During development, experiments were carried out and results from individuals with “normal” hearing and individuals with hearing loss over a range of frequencies revealed there are factors which are important and should be taken into account during audio signal enhancement. Among these factors are transducers in the earphones and environmental noise. Further investigation using various earphones which differ from the calibrated (standard) earphone confirmed the importance of the “transducer effect.” Indeed, any electronic component, whether substituted for another component or added to/removed from a calibrated signal pathway may contribute to the transducer effect. For example, the inventors have found that even two units of the same Samsung Galaxy Tab® model, but made in different years and bearing different sound cards, can have slightly different audio properties.
It was found that using different earphones, the same user's profiles obtained could differ slightly between the various models of earphones. The differences are due to the different frequency responses of the earphone's transducer compared with the transducer of the earphone for which the system was calibrated.
During development, experiments were carried out that revealed that background environment noise also affects the individual abilities to perceive or understand the acoustic signals. This is due to the “masking effect” of the background noise. If the environment noise is analyzed and then taken into account during audio signal enhancement, this can be configured to provide benefits to the user.
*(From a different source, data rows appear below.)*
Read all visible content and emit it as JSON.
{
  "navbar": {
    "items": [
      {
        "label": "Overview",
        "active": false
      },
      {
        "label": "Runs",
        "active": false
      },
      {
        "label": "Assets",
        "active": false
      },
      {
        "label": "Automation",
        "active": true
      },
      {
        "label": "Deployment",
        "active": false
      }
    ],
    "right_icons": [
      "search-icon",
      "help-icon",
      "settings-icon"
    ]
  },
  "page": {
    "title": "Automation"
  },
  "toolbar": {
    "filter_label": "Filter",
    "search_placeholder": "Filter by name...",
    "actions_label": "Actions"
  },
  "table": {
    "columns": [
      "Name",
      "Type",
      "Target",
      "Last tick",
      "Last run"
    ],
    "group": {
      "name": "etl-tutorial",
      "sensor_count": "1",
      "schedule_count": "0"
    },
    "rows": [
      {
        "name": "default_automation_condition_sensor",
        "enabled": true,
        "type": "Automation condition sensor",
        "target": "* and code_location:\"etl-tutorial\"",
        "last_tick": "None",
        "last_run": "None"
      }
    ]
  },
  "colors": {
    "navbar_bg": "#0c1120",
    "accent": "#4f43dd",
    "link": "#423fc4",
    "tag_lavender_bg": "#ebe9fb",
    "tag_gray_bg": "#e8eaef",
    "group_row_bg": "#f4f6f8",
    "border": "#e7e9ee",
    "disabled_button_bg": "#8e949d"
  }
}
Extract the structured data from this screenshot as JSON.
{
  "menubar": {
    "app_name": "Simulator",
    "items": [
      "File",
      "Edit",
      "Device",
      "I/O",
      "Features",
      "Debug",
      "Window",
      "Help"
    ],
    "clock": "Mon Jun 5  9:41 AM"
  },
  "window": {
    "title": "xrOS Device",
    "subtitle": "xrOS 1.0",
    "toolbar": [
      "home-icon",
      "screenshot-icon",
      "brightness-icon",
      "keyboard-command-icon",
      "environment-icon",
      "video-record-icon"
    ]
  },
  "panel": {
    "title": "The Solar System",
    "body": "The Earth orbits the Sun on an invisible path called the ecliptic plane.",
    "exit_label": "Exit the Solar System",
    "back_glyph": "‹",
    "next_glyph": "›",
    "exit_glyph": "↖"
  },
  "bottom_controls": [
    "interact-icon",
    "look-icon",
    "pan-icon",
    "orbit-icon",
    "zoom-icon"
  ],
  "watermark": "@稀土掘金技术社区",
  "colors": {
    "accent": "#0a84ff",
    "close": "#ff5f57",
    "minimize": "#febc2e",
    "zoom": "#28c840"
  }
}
By taking into account both the transducer effect and environment, additional information/data may be collected and stored aside from the threshold values obtained. This data is specific to the transducer used, as well as the environment noise composition at the time of data collection. The transducer characteristics can even be determined by the user indicating to the system the brand/model of the earphone before undergoing the test protocol. The environment noise can be separately sampled and analyzed during the test.
In view of the foregoing, it will be understood that isolating the characteristics of a particular user's audio perception requires accounting for a number of audio device characteristics, as well as either controlling or accounting for environmental noise. These requirements add complexity to the data acquisition and/or processing components needed in a profiling system. A need therefore exists for a more practical and efficient system and method of providing customized enhanced sound for a particular user. Further, different users may have sound enhancement preferences that are determined by other considerations than frequency-specific audio perception, comfort levels, or tinnitus, including personal aesthetic taste, for example. Thus, there is also a need for a sound enhancement system that permits a user to manually adjust the audio output of a device, starting from an automatically produced default enhanced signal.